A2: Machine Learning algorithms work by training on a large volume of data, which can be labeled or unlabeled. During the training phase, the algorithms learn to identify patterns and relationships within the data. Once trained, the models can then make accurate predictions or take actions when new data is introduced for evaluation.

Q3: What are the different types of Machine Learning?
A3: Machine Learning can be broadly classified into three main types: supervised learning, unsupervised learning, and reinforcement learning. Supervised learning involves training a model using labeled data, where the algorithm learns by mapping input data to correct output labels. Unsupervised learning deals with analyzing and clustering unlabeled data to discover patterns and relationships. Reinforcement learning involves training an agent that interacts with an environment and learns by receiving rewards or punishments based on its actions.

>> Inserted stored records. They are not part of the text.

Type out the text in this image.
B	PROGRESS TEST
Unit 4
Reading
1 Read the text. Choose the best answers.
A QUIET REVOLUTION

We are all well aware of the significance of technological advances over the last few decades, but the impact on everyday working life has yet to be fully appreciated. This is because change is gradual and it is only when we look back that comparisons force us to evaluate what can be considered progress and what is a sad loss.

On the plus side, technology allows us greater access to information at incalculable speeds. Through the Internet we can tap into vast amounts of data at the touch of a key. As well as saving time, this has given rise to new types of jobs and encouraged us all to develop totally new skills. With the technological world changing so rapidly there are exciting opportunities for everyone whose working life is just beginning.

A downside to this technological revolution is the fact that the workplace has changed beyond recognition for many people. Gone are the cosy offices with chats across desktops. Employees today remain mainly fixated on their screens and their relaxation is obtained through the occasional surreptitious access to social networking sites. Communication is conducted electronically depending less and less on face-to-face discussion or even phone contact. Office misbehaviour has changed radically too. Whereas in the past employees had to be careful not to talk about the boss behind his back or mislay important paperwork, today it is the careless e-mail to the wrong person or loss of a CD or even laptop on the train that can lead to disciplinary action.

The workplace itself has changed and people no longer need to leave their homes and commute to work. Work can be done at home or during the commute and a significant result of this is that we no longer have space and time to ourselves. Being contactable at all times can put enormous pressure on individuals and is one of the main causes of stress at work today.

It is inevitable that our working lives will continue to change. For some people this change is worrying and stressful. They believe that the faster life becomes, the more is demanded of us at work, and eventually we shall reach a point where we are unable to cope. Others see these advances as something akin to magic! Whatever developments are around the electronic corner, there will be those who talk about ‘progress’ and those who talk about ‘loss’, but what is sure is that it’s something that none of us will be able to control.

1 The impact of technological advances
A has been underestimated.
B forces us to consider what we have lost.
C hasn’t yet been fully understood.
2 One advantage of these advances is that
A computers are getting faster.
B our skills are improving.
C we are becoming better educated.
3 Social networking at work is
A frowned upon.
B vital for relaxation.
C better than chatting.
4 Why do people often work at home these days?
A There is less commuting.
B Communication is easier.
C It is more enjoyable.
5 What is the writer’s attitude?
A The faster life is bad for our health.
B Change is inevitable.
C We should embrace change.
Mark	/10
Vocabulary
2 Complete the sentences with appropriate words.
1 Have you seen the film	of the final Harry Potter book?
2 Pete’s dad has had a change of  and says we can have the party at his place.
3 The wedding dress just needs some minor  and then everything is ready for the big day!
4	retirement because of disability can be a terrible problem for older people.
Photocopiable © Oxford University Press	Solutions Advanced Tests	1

Q4: What are some real-world applications of Machine Learning?
A4: Machine Learning has a wide range of applications across various industries. Some common examples include:

1. Fraud detection in financial institutions
2. Recommendation systems in e-commerce platforms
3. Speech and image recognition
4. Predictive maintenance in manufacturing
5. Personalized healthcare diagnosis and treatment

Q5: What are the challenges of Machine Learning?
A5: While Machine Learning has tremendous potential, there are a few challenges that practitioners often face. Some of these include:

1. Data quality and availability issues
2. Overfitting or underfitting of models
3. Interpreting and explaining complex model predictions
4. Selecting the right algorithms and parameters for a given task
5. Ethical considerations surrounding bias and fairness in ML models

Overall, Machine Learning offers exciting opportunities, but it requires a thoughtful approach and continuous improvement to ensure its successful implementation.